How it works? AI-driven tools help monitor live customer behavior and interaction with the website and refine the displayed content according to it. For example, if a customer switches from browsing for casual shoes to formal shows, the site immediately updates the recommendation, often leading to a purchase.
Predictive Personalization
As the name suggests, it predicts what customers might need or prefer based on their historical and behavioral data. This proactive approach enhances convenience, often leading to a quick purchase.
How it works? This approach identifies trends and patterns, offering suggestions often through emails or social media sites before the customer explicitly browses for them. For example, a website suggests a subscription box for skincare products after multiple beauty-related purchases.
Putting Psychographic Profiling to Work: Tools and Applications
For e-commerce brands to fully leverage psychographic profiling, the right tools and applications are essential:
- AI-Driven Recommendation Engines: Tools like Dynamic Yield or Salesforce Einstein use psychographic data to generate precise, customer-centric recommendations.
- Customer Feedback Tools: Platforms like Qualtrics and SurveyMonkey gather insights about preferences, attitudes, and motivations.
- Data Analytics Platforms: Google Analytics and Segment provide deeper insights into customer behavior, integrating psychographic data into actionable metrics.
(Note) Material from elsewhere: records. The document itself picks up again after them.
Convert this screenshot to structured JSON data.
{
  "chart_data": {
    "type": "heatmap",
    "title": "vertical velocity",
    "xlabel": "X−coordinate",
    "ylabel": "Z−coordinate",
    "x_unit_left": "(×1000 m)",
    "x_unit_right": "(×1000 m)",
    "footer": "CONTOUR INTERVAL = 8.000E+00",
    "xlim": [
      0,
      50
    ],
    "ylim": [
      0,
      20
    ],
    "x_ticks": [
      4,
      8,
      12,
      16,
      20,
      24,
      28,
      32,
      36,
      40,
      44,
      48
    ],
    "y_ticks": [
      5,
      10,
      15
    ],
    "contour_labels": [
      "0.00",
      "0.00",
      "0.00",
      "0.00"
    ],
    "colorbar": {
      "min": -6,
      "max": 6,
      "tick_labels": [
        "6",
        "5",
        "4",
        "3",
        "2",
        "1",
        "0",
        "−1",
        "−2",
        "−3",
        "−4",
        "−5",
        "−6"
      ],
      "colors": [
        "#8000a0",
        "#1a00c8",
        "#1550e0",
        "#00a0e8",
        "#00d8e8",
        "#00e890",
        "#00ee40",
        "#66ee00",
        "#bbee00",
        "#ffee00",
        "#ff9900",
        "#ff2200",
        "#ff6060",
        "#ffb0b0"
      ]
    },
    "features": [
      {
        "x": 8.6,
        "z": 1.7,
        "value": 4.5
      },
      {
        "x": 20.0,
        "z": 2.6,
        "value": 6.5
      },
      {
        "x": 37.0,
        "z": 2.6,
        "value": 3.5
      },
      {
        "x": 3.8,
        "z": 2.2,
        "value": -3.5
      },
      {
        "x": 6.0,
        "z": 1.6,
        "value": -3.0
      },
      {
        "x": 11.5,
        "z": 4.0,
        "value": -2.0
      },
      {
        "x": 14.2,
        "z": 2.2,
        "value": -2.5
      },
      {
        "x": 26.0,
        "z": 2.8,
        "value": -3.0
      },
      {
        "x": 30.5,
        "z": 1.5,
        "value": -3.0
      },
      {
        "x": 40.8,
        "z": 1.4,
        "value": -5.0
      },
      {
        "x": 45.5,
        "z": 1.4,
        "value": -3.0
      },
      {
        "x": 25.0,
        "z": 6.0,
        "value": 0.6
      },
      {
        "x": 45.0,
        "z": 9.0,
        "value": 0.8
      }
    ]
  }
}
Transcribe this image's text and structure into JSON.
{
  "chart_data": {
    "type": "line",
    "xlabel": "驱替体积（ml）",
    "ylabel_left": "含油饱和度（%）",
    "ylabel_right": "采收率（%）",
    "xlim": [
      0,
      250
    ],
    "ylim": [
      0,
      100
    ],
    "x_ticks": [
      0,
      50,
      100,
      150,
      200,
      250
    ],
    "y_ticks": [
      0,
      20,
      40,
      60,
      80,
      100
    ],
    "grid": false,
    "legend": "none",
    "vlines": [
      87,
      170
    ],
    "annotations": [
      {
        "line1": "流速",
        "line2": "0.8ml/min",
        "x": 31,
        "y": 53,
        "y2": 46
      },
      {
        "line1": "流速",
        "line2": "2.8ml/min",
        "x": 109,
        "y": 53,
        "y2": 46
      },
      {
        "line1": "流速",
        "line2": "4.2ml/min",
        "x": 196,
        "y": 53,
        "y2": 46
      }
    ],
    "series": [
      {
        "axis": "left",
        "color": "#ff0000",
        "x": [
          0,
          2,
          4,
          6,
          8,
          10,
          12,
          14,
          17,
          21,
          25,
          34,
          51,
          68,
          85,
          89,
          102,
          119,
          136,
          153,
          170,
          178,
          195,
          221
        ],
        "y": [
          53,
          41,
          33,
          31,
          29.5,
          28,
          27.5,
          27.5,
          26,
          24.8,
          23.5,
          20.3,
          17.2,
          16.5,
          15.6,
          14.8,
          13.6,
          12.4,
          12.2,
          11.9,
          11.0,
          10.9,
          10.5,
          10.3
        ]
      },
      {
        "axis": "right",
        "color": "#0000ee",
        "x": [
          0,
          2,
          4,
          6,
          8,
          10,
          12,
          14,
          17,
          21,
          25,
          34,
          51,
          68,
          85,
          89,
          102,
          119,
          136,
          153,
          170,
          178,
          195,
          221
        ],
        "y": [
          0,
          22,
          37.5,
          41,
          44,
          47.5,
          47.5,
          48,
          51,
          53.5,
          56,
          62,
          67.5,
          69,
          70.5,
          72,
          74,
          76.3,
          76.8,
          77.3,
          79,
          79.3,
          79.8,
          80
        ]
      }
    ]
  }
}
- CRM Integration: Syncing psychographic profiles with CRM systems like HubSpot or Zoho enables brands to create personalized customer journeys at scale.
Netflix is the biggest example of a company leveraging psychographic and behavioral data for personalization. The platform uses sophisticated algorithms to analyze viewing habits, preferences, and interactions.
So, Are Demographics Really Dead?
Demographic-based personas aren’t dead, they’re just primitive.
If you are completely new to the market, collecting the basic data should be your first step in personalization. However, to get deep into the whys of the customer, you must understand their motivation and intent to get truly personal. But make sure to avoid the creepiness factor.
Businesses must remember one thing: it is not about who the customer is — it’s about understanding who they aspire to be.